The cost of shelter, whether from renting or owning, rose 0.8% in December – the biggest one-month gain since the 1980s.
This is understandable given the numerous interest rate hikes during 2022. Rising interest rates means that taking out a home loan is more costly, which in turn pushes more people into renting. Added demand on rental properties in turn pushes the prices that landlords demand up.
When interest rates eventually drop, it should bring the overall cost of shelter down, as it would encourage more people to buy homes. But I’m not optimistic that rates will fall until 2024, so don’t expect any downward movement on shelter in the coming months.
The cost of going to the hospital was another category that saw a big increase. Average prices for hospital and related services jumped 1.5% in December, the biggest gain since 2015.

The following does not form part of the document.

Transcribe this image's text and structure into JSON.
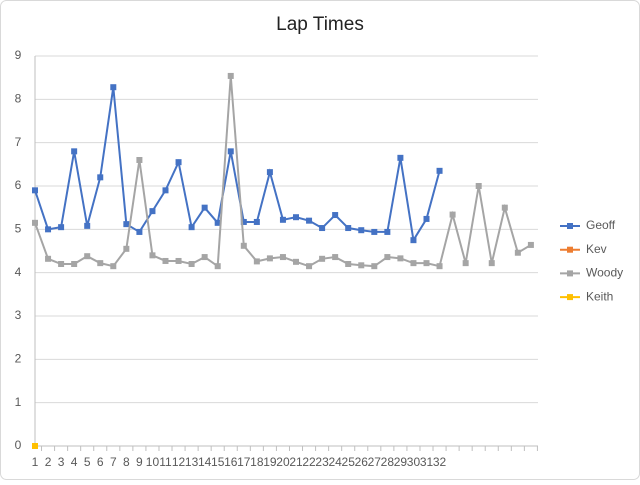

Again, this is due to the rising cost of doing business – that is, upward pressure on wages – coupled with still-high energy costs.
Used cars and trucks
Another category that helped the overall pace of inflation slow down is used cars and trucks.
After soaring throughout the initial phase of the COVID-19 pandemic, used car prices have been plunging in recent months. They fell 2.5% in December, putting the annual decline at 8.8%. The cost of new cars also dropped in December.